Anticipating the possibility of Russia cutting off all energy exports to the EU, the council recommended all member states reduce energy use in the months leading up to winter.
“The recent escalation of disruption of gas supply from Russia points to a significant risk that a complete halt of Russian gas supplies may materialize in the near future, in an abrupt and unilateral way,” the council wrote. “The union should therefore anticipate such a risk and prepare, in a spirit of solidarity, for the possibility of a full disruption of gas supply from Russia at any moment.”
Despite the EU's decadeslong efforts to switch to renewable energy, severing dependence on imported fuel remains a formidable challenge. The EU vowed to end dependence on Russian oil and gas by 2027, encompassed by the REPowerEU plan.
Besides phasing out Russian fossil fuels, the plan aims to diversify energy sources and increase clean energy including hydrogen and bio-methane production. The plan requires a 210 billion-euro ($223 billion) investment. Russian fuel imports cost European taxpayers an estimated 100 billion euros ($106 billion) each year.
A spring poll conducted by the EU found 85% of 26,000 Europeans supported increasing investment in renewable energy. A similar number of people wanted to stockpile gas to avoid winter shortages. Nine in ten polled supported energy planning being conducted as a European collective.
To ease the transition in the short term, the EU approved new hydrogen projects, supported solar and wind projects, and increased biomethane production.
To replace Russian energy, the EU must strengthen global ties.
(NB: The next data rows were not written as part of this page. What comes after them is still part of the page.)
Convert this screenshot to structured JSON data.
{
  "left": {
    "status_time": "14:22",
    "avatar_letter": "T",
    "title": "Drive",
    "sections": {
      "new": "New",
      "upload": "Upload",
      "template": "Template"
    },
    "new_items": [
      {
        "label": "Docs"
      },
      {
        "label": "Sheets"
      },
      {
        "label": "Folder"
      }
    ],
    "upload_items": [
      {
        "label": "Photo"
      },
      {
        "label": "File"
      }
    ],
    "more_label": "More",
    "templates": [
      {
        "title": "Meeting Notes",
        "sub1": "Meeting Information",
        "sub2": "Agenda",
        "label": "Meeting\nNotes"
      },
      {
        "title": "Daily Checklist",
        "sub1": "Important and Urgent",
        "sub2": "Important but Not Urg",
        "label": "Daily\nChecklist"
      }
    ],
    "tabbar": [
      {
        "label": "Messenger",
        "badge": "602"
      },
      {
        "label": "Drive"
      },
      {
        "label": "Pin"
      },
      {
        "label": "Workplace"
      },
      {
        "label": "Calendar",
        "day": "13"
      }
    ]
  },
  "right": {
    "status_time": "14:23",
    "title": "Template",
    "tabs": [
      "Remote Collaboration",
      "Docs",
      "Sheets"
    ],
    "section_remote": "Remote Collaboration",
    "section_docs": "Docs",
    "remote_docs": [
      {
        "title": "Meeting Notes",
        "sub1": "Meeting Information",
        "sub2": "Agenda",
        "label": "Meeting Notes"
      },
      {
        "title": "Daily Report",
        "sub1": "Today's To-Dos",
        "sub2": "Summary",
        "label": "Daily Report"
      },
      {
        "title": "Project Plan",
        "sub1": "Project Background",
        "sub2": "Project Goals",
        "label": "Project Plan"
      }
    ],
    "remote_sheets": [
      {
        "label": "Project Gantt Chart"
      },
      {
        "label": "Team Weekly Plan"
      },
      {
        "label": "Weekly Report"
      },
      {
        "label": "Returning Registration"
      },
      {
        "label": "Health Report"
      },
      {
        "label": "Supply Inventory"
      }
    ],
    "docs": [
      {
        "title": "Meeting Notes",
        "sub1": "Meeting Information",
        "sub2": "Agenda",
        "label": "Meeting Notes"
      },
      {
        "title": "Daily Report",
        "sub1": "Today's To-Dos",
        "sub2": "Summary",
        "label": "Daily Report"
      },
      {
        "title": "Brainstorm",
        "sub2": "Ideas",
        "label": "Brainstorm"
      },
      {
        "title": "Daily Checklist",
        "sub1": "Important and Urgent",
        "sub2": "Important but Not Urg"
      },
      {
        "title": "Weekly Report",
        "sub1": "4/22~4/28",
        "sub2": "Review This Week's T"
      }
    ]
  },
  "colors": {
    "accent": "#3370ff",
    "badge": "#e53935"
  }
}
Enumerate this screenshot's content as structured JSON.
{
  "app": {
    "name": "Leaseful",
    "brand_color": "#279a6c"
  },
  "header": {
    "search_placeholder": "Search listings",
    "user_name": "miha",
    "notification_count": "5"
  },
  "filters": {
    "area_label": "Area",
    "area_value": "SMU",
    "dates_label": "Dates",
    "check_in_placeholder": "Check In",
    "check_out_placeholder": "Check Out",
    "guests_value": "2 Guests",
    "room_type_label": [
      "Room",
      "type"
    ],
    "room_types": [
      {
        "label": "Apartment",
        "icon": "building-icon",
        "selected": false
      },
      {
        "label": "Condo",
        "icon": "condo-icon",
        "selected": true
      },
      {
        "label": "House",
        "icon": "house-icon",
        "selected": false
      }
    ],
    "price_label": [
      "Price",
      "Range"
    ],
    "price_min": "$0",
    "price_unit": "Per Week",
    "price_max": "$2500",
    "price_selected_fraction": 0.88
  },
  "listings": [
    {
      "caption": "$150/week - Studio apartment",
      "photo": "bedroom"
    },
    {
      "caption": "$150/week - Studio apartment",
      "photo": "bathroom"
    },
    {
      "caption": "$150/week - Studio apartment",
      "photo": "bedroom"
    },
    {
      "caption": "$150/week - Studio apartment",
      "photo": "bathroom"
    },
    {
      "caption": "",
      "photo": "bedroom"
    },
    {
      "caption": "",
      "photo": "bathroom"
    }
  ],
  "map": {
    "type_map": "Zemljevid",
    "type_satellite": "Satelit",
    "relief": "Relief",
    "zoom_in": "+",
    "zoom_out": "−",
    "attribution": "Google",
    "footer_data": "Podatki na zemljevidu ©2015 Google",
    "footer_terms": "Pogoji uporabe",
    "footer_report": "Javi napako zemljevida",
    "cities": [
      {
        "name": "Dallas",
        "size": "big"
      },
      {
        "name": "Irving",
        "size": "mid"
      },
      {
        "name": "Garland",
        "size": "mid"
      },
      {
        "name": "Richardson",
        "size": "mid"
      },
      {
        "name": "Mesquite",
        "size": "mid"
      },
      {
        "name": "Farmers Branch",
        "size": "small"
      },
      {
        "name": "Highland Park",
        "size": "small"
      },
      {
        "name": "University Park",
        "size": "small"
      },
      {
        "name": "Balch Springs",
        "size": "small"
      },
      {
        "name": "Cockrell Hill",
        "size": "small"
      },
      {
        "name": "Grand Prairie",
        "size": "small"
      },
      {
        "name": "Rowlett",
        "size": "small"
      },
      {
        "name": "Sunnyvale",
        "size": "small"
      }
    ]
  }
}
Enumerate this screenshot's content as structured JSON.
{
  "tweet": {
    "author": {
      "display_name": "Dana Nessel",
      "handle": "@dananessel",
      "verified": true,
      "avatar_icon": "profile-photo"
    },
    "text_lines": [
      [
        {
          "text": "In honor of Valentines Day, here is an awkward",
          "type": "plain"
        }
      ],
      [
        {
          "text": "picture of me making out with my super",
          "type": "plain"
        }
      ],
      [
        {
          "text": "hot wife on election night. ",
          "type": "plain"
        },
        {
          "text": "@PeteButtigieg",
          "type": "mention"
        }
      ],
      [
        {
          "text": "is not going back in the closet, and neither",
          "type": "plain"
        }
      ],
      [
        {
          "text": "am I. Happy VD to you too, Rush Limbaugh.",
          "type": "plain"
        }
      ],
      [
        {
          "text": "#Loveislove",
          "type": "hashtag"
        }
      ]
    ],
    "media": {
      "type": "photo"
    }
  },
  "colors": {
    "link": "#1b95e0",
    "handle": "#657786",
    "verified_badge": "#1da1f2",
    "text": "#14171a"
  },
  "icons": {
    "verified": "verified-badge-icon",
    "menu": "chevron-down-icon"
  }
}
In addition to increasing LNG imports from the U.S., Canada and Norway, the collective hopes political agreements can increase supplies from Egypt and Israel. The EU is also looking to work with Azerbaijan, Algeria, Qatar and Australia and coordinate fuel purchases with markets in Japan, China and Korea.
Energy only makes up about 10% of EU household spending, with about 40% going to services and 20% to food, alcohol and tobacco. While energy consumption decreased across the EU in 2020, rising prices are likely to offset any reported savings.